Aquilo tinha que cessar. Pompeu caminha até a porta e abre num gesto corajoso.
- Tá bom, tá bom, diz lá pra quem tem que dizer que eu vou pra tal de Copa do Mundo!
O povo vibrou. Pompeu saiu carregado pela multidão. Como todo craque deveria ser.
Uma semana depois já estava com o grupo.
Por ser mais velho, logo assumiu a liderança da equipe. Muitos buscavam nele um conselho, um toque, uma palavra amiga.

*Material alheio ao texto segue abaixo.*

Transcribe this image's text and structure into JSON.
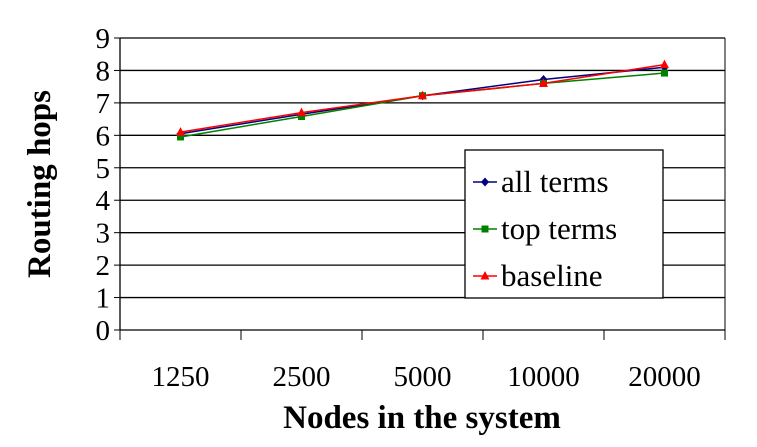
{
  "chart_data": {
    "type": "line",
    "title": "",
    "xlabel": "Nodes in the system",
    "ylabel": "Routing hops",
    "categories": [
      "1250",
      "2500",
      "5000",
      "10000",
      "20000"
    ],
    "ylim": [
      0,
      9
    ],
    "yticks": [
      "0",
      "1",
      "2",
      "3",
      "4",
      "5",
      "6",
      "7",
      "8",
      "9"
    ],
    "grid": true,
    "legend_position": "center-right",
    "series": [
      {
        "name": "all terms",
        "color": "#000080",
        "marker": "diamond",
        "values": [
          6.05,
          6.65,
          7.22,
          7.72,
          8.1
        ]
      },
      {
        "name": "top terms",
        "color": "#008000",
        "marker": "square",
        "values": [
          5.95,
          6.58,
          7.22,
          7.6,
          7.92
        ]
      },
      {
        "name": "baseline",
        "color": "#ff0000",
        "marker": "triangle",
        "values": [
          6.1,
          6.7,
          7.22,
          7.6,
          8.18
        ]
      }
    ]
  }
}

Pompeu com seu jeito paternal explicava as coisas da vida. Mandou um ajeitar o cabelo, aconselhou o outro assegurar a birita, pelo menos aquele mês, e convenceu o jovem talento a não trocar a Europa pela China.
- Vai sumir por lá...
Num piscar de olhos a Copa começou. Pompeu ganhou sua posição nos treinos. Dava mais toque ao time e formou com mais três boleiros o que foi chamado de losângulo fascinante.
Na primeira fase foram goleadas que entrariam pra história das Copas. Na segunda, um jogo duro contra a Holanda e nada mais. Passar pela Argentina foi fácil. Pompeu fez dois. Maradona reconheceu que talvez Pompeu fosse seu sucessor. Os dois acima de Pelé é claro.

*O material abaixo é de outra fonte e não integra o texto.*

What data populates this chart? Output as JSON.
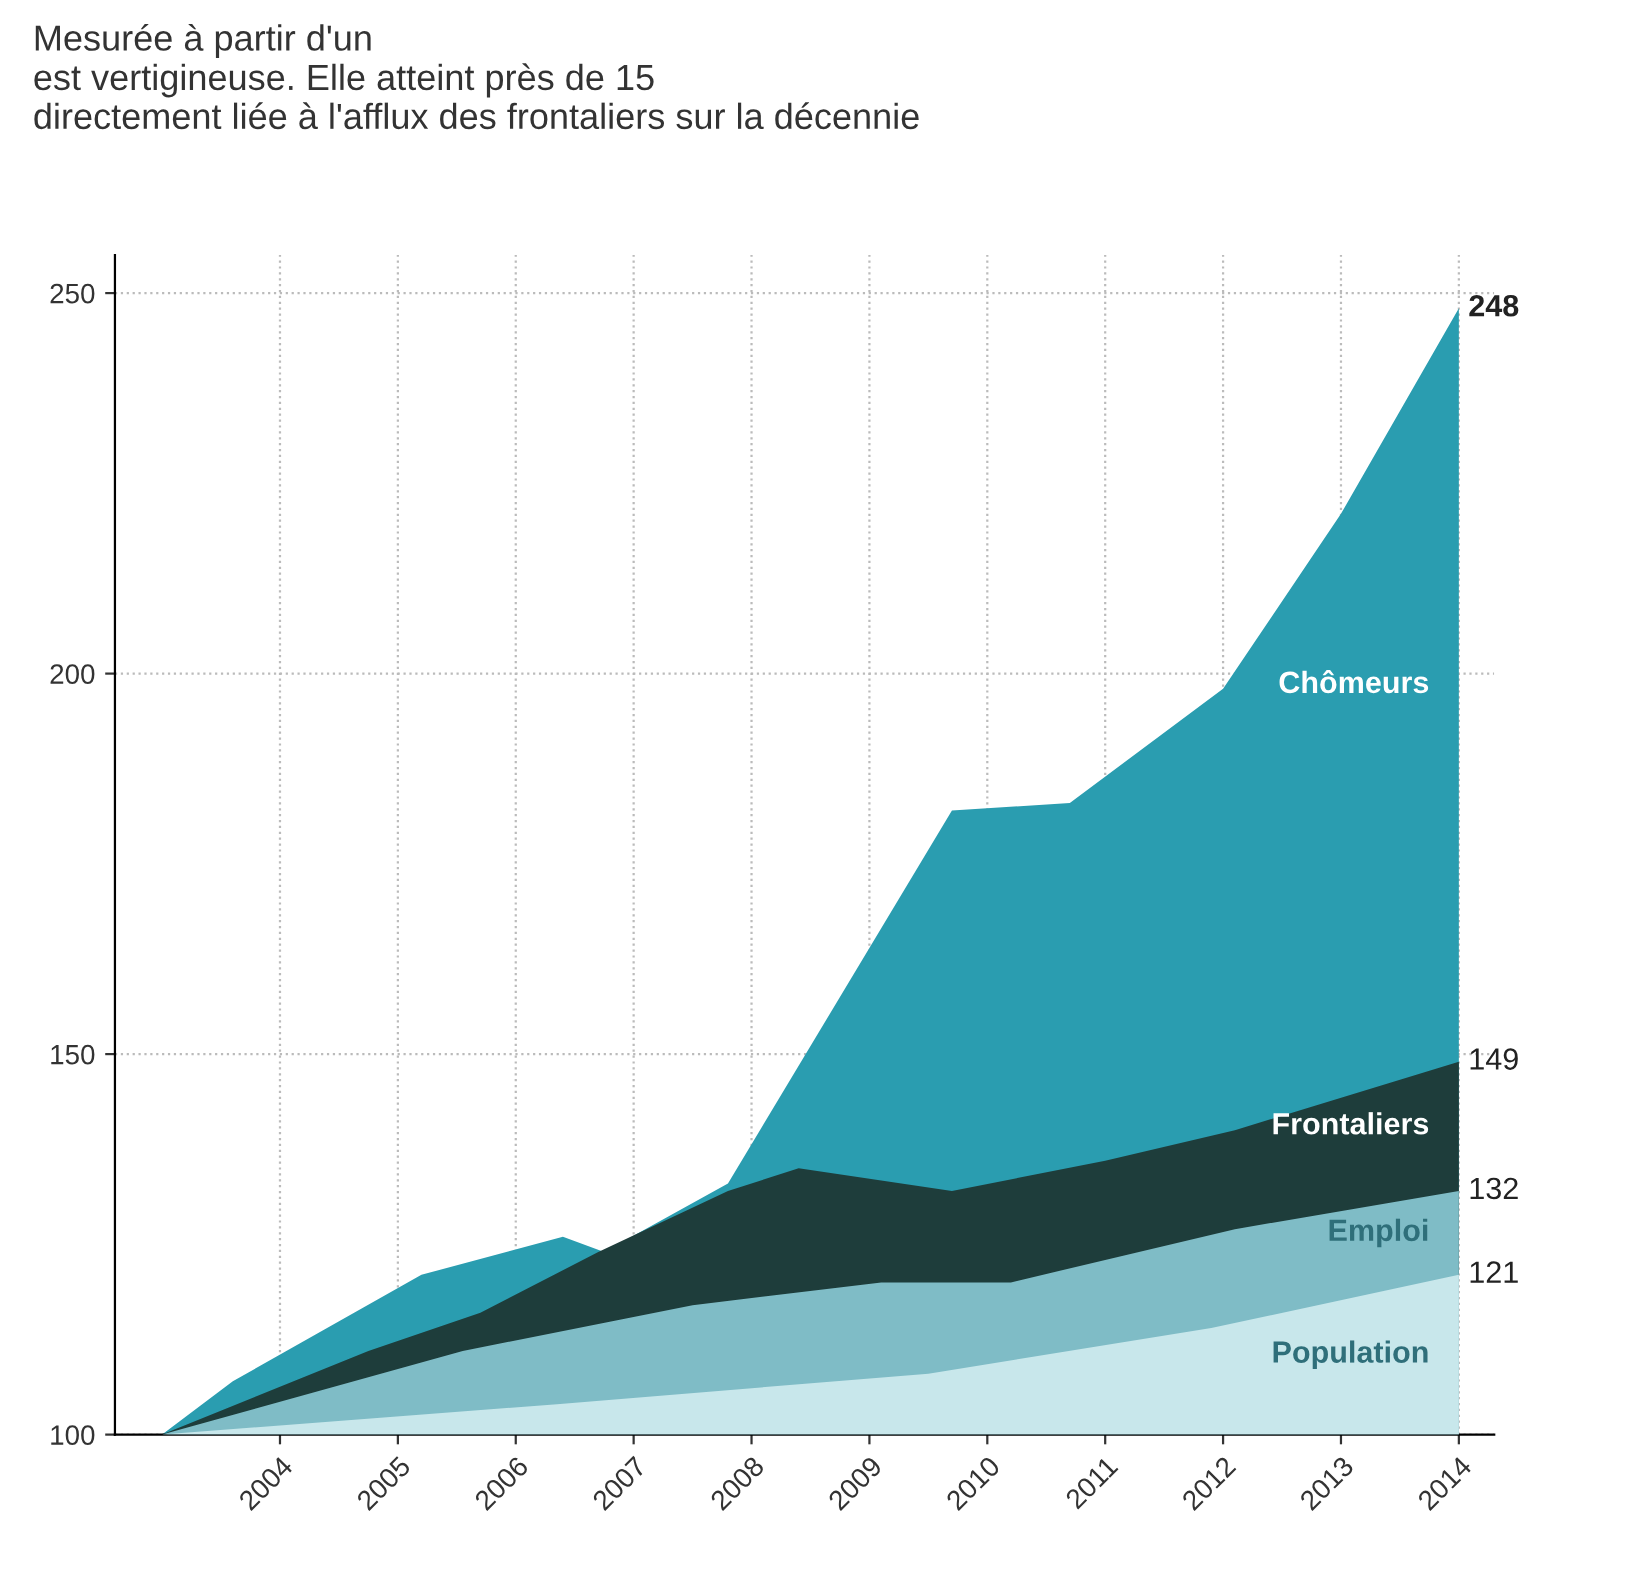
{
  "chart_data": {
    "type": "area",
    "subtitle": "Mesurée à partir d'un\nest vertigineuse. Elle atteint près de 15\ndirectement liée à l'afflux des frontaliers sur la décennie",
    "xlim": [
      2002.6,
      2014.3
    ],
    "xticks": [
      2004,
      2005,
      2006,
      2007,
      2008,
      2009,
      2010,
      2011,
      2012,
      2013,
      2014
    ],
    "ylim": [
      100,
      255
    ],
    "yticks": [
      100,
      150,
      200,
      250
    ],
    "grid": true,
    "line_style": "dotted",
    "series": [
      {
        "name": "Chômeurs",
        "color": "#2a9db0",
        "x": [
          2003,
          2003.6,
          2005.2,
          2006.4,
          2006.75,
          2007.8,
          2009.7,
          2010.7,
          2012.0,
          2013.0,
          2014
        ],
        "values": [
          100,
          107,
          121,
          126,
          124,
          133,
          182,
          183,
          198,
          221,
          248
        ],
        "value_labels": [
          null,
          null,
          null,
          null,
          null,
          null,
          null,
          null,
          null,
          null,
          "248"
        ]
      },
      {
        "name": "Frontaliers",
        "color": "#1e3d3b",
        "x": [
          2003,
          2004.75,
          2005.7,
          2006.7,
          2007.8,
          2008.4,
          2009.7,
          2011.0,
          2012.1,
          2014
        ],
        "values": [
          100,
          111,
          116,
          124,
          132,
          135,
          132,
          136,
          140,
          149
        ],
        "value_labels": [
          null,
          null,
          null,
          null,
          null,
          null,
          null,
          null,
          null,
          "149"
        ]
      },
      {
        "name": "Emploi",
        "color": "#7fbcc6",
        "x": [
          2003,
          2005.55,
          2007.5,
          2009.1,
          2010.2,
          2012.1,
          2014
        ],
        "values": [
          100,
          111,
          117,
          120,
          120,
          127,
          132
        ],
        "value_labels": [
          null,
          null,
          null,
          null,
          null,
          null,
          "132"
        ]
      },
      {
        "name": "Population",
        "color": "#c8e7eb",
        "x": [
          2003,
          2006.35,
          2009.5,
          2011.9,
          2014
        ],
        "values": [
          100,
          104,
          108,
          114,
          121
        ],
        "value_labels": [
          null,
          null,
          null,
          null,
          "121"
        ]
      }
    ]
  }
}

Na final Pompeu era dúvida. Os joelhos, sempre eles, não ajudavam.
Não dava pra jogar os noventa minutos.
Jogo complicado, o narrador perguntava se Pompeu não havia amarelado.
Perdendo por um gol a seleção foi para o intervalo. O técnico se aproximou de Pompeu que num canto solitário acaricia o joelho como quem busca um carinho de volta. O técnico olho Pompeu no fundo dos olhos.
- Sabe porque o convoquei?
O técnico murmurou algo no ouvido de Pompeu que sorriu.
Na volta ao campo Pompeu estava lá. Logo no início lançou o centro-avante que fez o primeiro.
Com uma bela cobrança de falta Pompeu virou o jogo e aos quarenta e três minutos fechou o caixão com um belo sem pulo do meio da rua.
Foram semanas de festas. Pompeu sumiu da família por quase uma semana. A mulher nunca tocou no assunto.
Entrevistas, fotos, encontro com presidente, festas de jogadores e Marias Chuteiras até que Pompeu cansou.
Chegou em casa lá pras tantas da madrugada e a esposa avisou em meio ao sono.
- Tem bolo de carne na geladeira.
- Tô sem fome.
Pompeu sentou em frente a TV e ali ficou vendo resenhas e reprises durante dias.
O que o treinador falou para ele antes da decisão ninguém nunca soube.
Pompeu abriu uma de suas malas e de lá tirou a Taça. Ela mesmo. Pompeu pegou e ninguém notou que ele havia levado com ele. Depois devolvia, queria ficar só um tempinho a sós com ela.
Com o caneco na mão, uma cerveja na outra e um sorriso bobo no rosto, Pompeu, esperava resignado achando que poderia acordar a qualquer minuto.